Do you ever feel that if you step outside of your house you’re going to die?
We had to go to the Post Office yesterday–having been delaying it for a week–and it was as if we were risking our lives, going into battle, crossing a mine-laden field, wading through a muddy pit of alligators.
You get the picture.
Banjo Man wore a mask, gloves and goggles. He practiced “social distancing”, the good ol’ SD we have come to know so well. He said it went well.
I waited in the car. We wiped everything down with our travelling Clorox wipes when he returned. Radioactive, you know. Or something.
Another brush with certain death was the bank’s drive up window. Who knows how many infected hands have touched the tube that zooms back and forth to the teller? Oh, how we wiped it all afterwards! I cleaned my reading glasses, my sunglasses, my pen, my hands, the keys, the window switches, the steering wheel and the gear shift.
I’d spent most of the day making face masks for the Texas kids. It had been a long and frustrating process. How many YouTube videos on mask-making can you watch without foaming at the mouth and falling off your chair?
Given the stress of mask-making, I skipped listening to all news reports and the constant stream of press conferences on the news channels.
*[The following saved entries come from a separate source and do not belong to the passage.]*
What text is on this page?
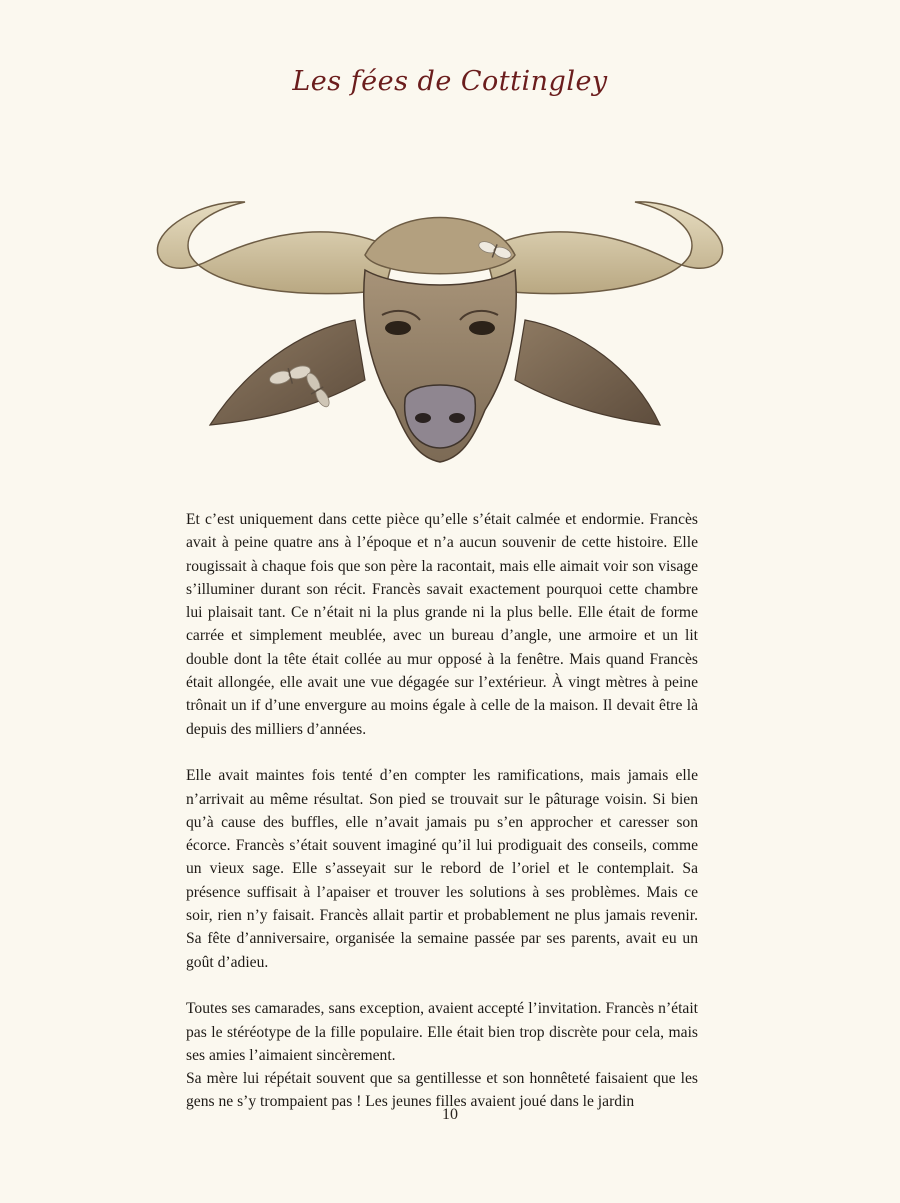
Les fées de Cottingley

Et c’est uniquement dans cette pièce qu’elle s’était calmée et endormie. Francès avait à peine quatre ans à l’époque et n’a aucun souvenir de cette histoire. Elle rougissait à chaque fois que son père la racontait, mais elle aimait voir son visage s’illuminer durant son récit. Francès savait exactement pourquoi cette chambre lui plaisait tant. Ce n’était ni la plus grande ni la plus belle. Elle était de forme carrée et simplement meublée, avec un bureau d’angle, une armoire et un lit double dont la tête était collée au mur opposé à la fenêtre. Mais quand Francès était allongée, elle avait une vue dégagée sur l’extérieur. À vingt mètres à peine trônait un if d’une envergure au moins égale à celle de la maison. Il devait être là depuis des milliers d’années.

Elle avait maintes fois tenté d’en compter les ramifications, mais jamais elle n’arrivait au même résultat. Son pied se trouvait sur le pâturage voisin. Si bien qu’à cause des buffles, elle n’avait jamais pu s’en approcher et caresser son écorce. Francès s’était souvent imaginé qu’il lui prodiguait des conseils, comme un vieux sage. Elle s’asseyait sur le rebord de l’oriel et le contemplait. Sa présence suffisait à l’apaiser et trouver les solutions à ses problèmes. Mais ce soir, rien n’y faisait. Francès allait partir et probablement ne plus jamais revenir. Sa fête d’anniversaire, organisée la semaine passée par ses parents, avait eu un goût d’adieu.

Toutes ses camarades, sans exception, avaient accepté l’invitation. Francès n’était pas le stéréotype de la fille populaire. Elle était bien trop discrète pour cela, mais ses amies l’aimaient sincèrement.

Sa mère lui répétait souvent que sa gentillesse et son honnêteté faisaient que les gens ne s’y trompaient pas ! Les jeunes filles avaient joué dans le jardin

10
I absolutely could not hear one more devastating statistic or catastrophe-predicting “model”. Between John Prine and Andrea Bocelli, I kept myself from worrying about the world as much as I could.
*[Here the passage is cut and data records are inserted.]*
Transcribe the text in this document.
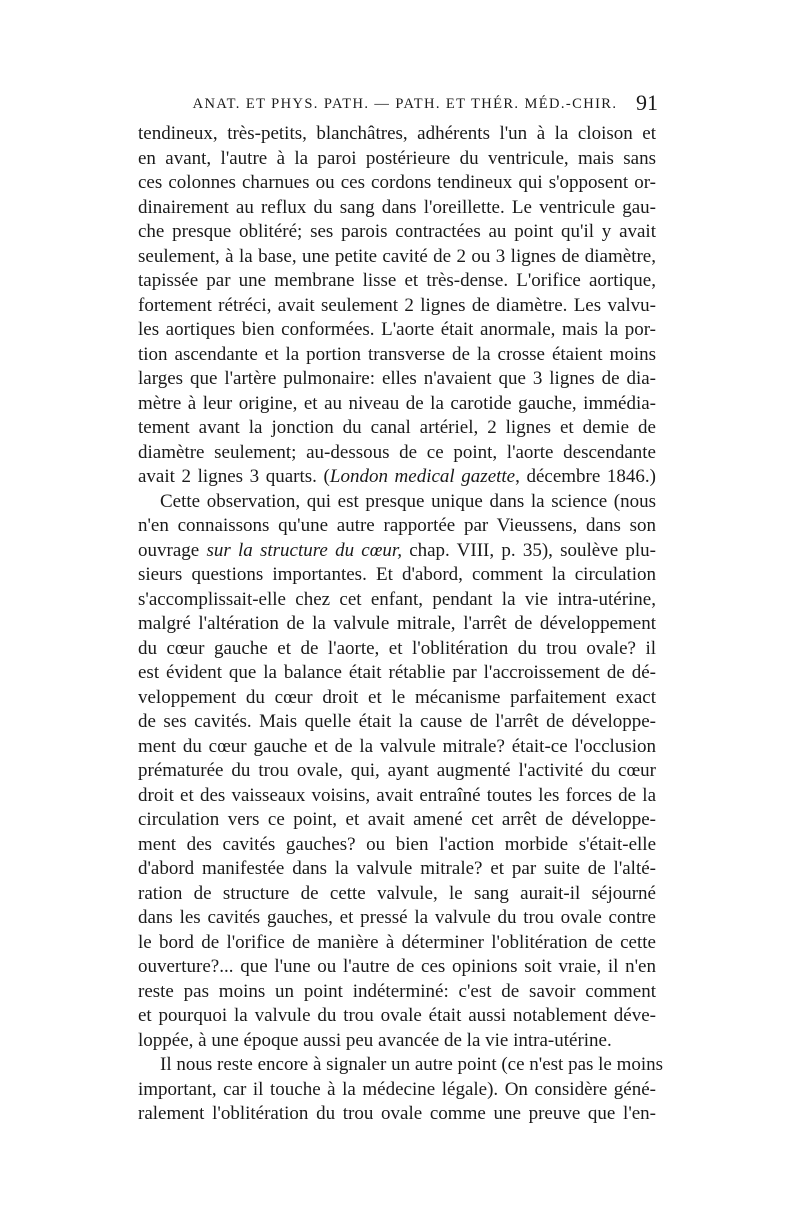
ANAT. ET PHYS. PATH. — PATH. ET THÉR. MÉD.-CHIR. 91
tendineux, très-petits, blanchâtres, adhérents l'un à la cloison et
en avant, l'autre à la paroi postérieure du ventricule, mais sans
ces colonnes charnues ou ces cordons tendineux qui s'opposent or-
dinairement au reflux du sang dans l'oreillette. Le ventricule gau-
che presque oblitéré; ses parois contractées au point qu'il y avait
seulement, à la base, une petite cavité de 2 ou 3 lignes de diamètre,
tapissée par une membrane lisse et très-dense. L'orifice aortique,
fortement rétréci, avait seulement 2 lignes de diamètre. Les valvu-
les aortiques bien conformées. L'aorte était anormale, mais la por-
tion ascendante et la portion transverse de la crosse étaient moins
larges que l'artère pulmonaire: elles n'avaient que 3 lignes de dia-
mètre à leur origine, et au niveau de la carotide gauche, immédia-
tement avant la jonction du canal artériel, 2 lignes et demie de
diamètre seulement; au-dessous de ce point, l'aorte descendante
avait 2 lignes 3 quarts. (London medical gazette, décembre 1846.)
Cette observation, qui est presque unique dans la science (nous
n'en connaissons qu'une autre rapportée par Vieussens, dans son
ouvrage sur la structure du cœur, chap. VIII, p. 35), soulève plu-
sieurs questions importantes. Et d'abord, comment la circulation
s'accomplissait-elle chez cet enfant, pendant la vie intra-utérine,
malgré l'altération de la valvule mitrale, l'arrêt de développement
du cœur gauche et de l'aorte, et l'oblitération du trou ovale? il
est évident que la balance était rétablie par l'accroissement de dé-
veloppement du cœur droit et le mécanisme parfaitement exact
de ses cavités. Mais quelle était la cause de l'arrêt de développe-
ment du cœur gauche et de la valvule mitrale? était-ce l'occlusion
prématurée du trou ovale, qui, ayant augmenté l'activité du cœur
droit et des vaisseaux voisins, avait entraîné toutes les forces de la
circulation vers ce point, et avait amené cet arrêt de développe-
ment des cavités gauches? ou bien l'action morbide s'était-elle
d'abord manifestée dans la valvule mitrale? et par suite de l'alté-
ration de structure de cette valvule, le sang aurait-il séjourné
dans les cavités gauches, et pressé la valvule du trou ovale contre
le bord de l'orifice de manière à déterminer l'oblitération de cette
ouverture?... que l'une ou l'autre de ces opinions soit vraie, il n'en
reste pas moins un point indéterminé: c'est de savoir comment
et pourquoi la valvule du trou ovale était aussi notablement déve-
loppée, à une époque aussi peu avancée de la vie intra-utérine.
Il nous reste encore à signaler un autre point (ce n'est pas le moins
important, car il touche à la médecine légale). On considère géné-
ralement l'oblitération du trou ovale comme une preuve que l'en-
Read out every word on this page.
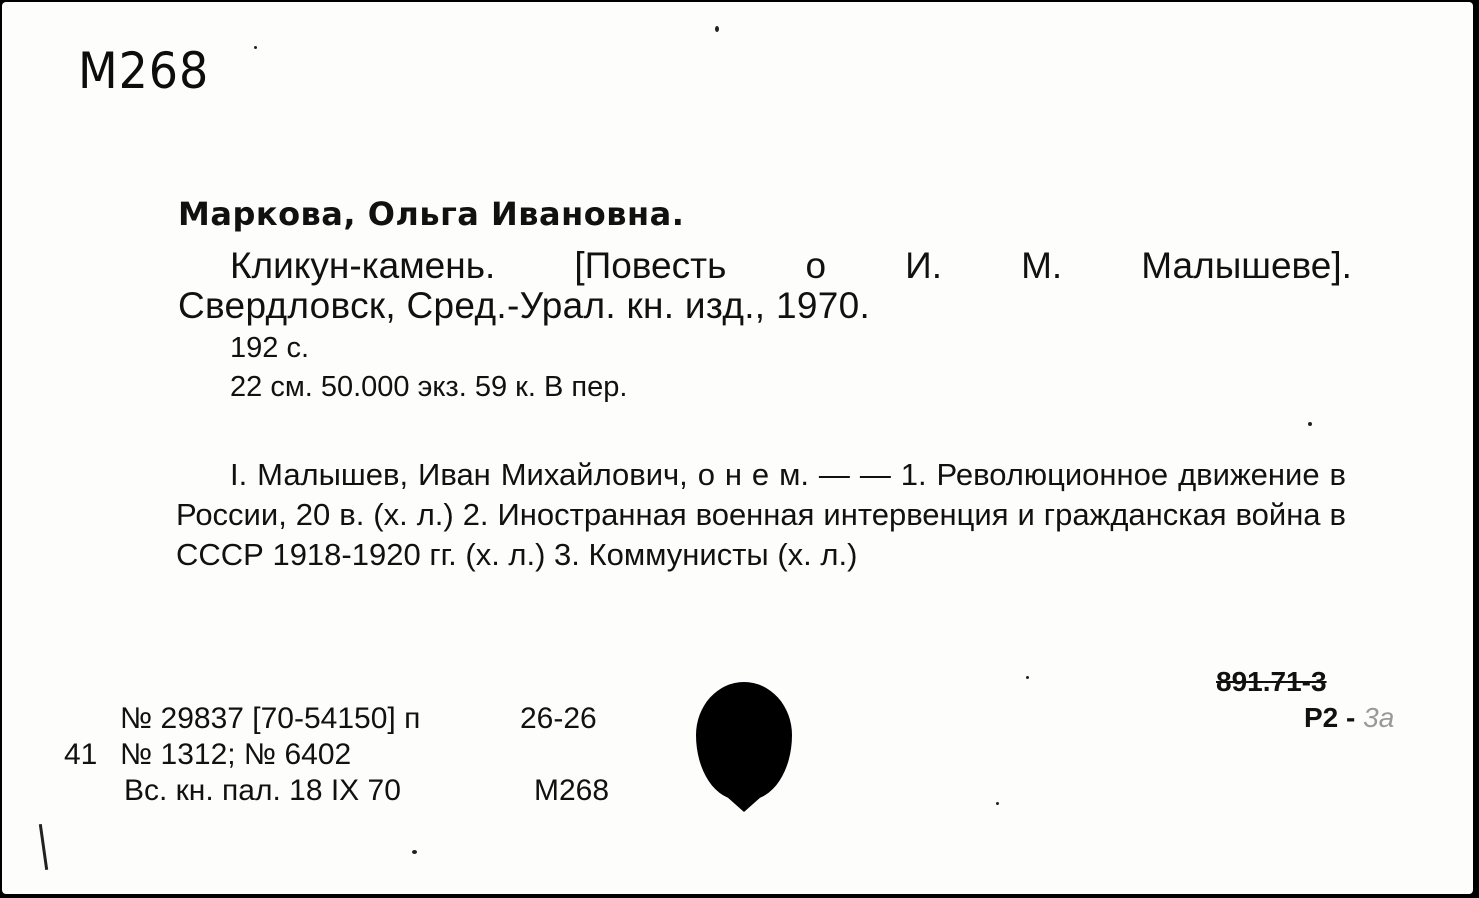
М268
Маркова, Ольга Ивановна.
Кликун-камень. [Повесть о И. М. Малышеве].
Свердловск, Сред.-Урал. кн. изд., 1970.
192 с.
22 см. 50.000 экз. 59 к. В пер.
I. Малышев, Иван Михайлович, о н е м. — — 1. Революционное движение в России, 20 в. (х. л.) 2. Иностранная военная интервенция и гражданская война в СССР 1918-1920 гг. (х. л.) 3. Коммунисты (х. л.)
№ 29837 [70-54150] п	26-26
41 № 1312; № 6402
Вс. кн. пал. 18 IX 70	М268
891.71-3
Р2 - 3а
I made six–complete with a pocket in which to put a filter of some kind (coffee filter, paper towel)– only to realize that because I hadn’t stocked up on cording (really, who knew there would be no cording and no elastic available to buy?) the masks’ “easy on” advantage was compromised. To my disappointment, it didn’t work with ties made from one of Banjo Man’s t-shirts.
So I had to go to Plan B and start sewing pleats in them instead, then stitching the ties on four corners. I sent three different designs to Son #2 Will, who is right in the middle of a growing hot spot in Austin. His work hours have been cut significantly, but although he is very tired of his own cooking–which leans heavily towards chili and eggs–he is doing fine and being very, very careful. But he definitely needs masks. Which was the main reason we went to the Post Office in the first place.
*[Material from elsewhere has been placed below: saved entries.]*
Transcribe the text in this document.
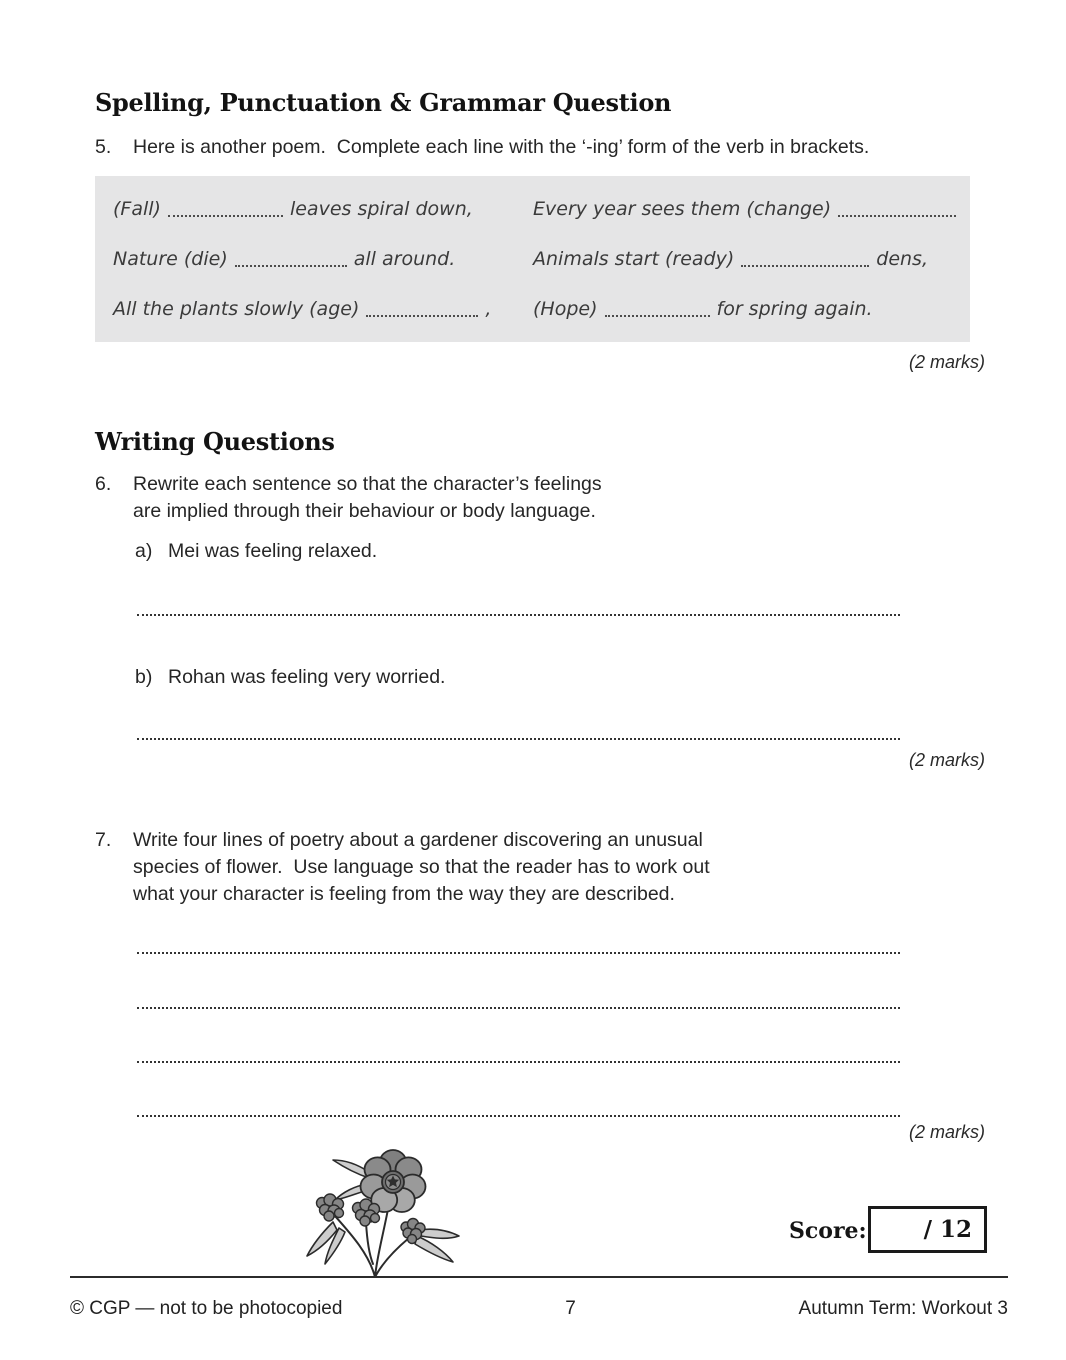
Spelling, Punctuation & Grammar Question
5.	Here is another poem.  Complete each line with the ‘-ing’ form of the verb in brackets.
(Fall)	leaves spiral down,
Nature (die)	all around.
All the plants slowly (age)	,
Every year sees them (change)
Animals start (ready)	dens,
(Hope)	for spring again.
(2 marks)
Writing Questions
6.	Rewrite each sentence so that the character’s feelings
are implied through their behaviour or body language.
a) Mei was feeling relaxed.
b) Rohan was feeling very worried.
(2 marks)
7.	Write four lines of poetry about a gardener discovering an unusual
species of flower.  Use language so that the reader has to work out
what your character is feeling from the way they are described.
(2 marks)
Score: / 12
© CGP — not to be photocopied	7	Autumn Term: Workout 3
The other three masks will go to Ben, Amber and the Funny Grandson (doing well and practicing strict isolation, along with online learning) just as soon as I can gear up to (a) finish them and (b) go to the Post Office again.
As our sanitized selves were driving away from the bank and back to isolation, I told Banjo Man that I was going to support the local economy and ORDER TAKE OUT. He could join me or not, but I absolutely could not eat another bowl of squash soup (I don’t know how much squash soup I froze in 2019 but it must have been gallons).
I informed him that I was ordering a burger and fries. Yes, FRIES. This former speakeasy in the woods a few miles north of our house has the very best french fries in the state.
Banjo Man shuddered. “I don’t want any fries.”
“Do what you want,” I said, in a less than loving tone, I admit. “But I’m calling in an order. They have curbside pick up. I don’t even have to wear a mask.”
A couple of hours later we were on our way to the Rathskeller. We’d ordered two fancy burgers, fries, a beet-and-goat-cheese salad and chowder. Sure enough, a table had been set up at the edge of a sadly empty parking lot for pick ups. Right at 6 PM a guy ran out, called my name, and dropped the bag on the table before running a safe distance away. I hopped out of the car and thanked him, left a tip on the table under a rock and we hurried home.
It was so easy. Not like wading through a pit of alligators at all.
And the car smelled so darn good.
Once home I removed all the food from its containers, tossed the containers in the trash, washed my hands and wiped down the counter. Just in case.
We turned on THE WIRE (season 3) and oh-so-cheerfully settled ourselves in front of the television.
And of course Banjo Man ate his share of the fries.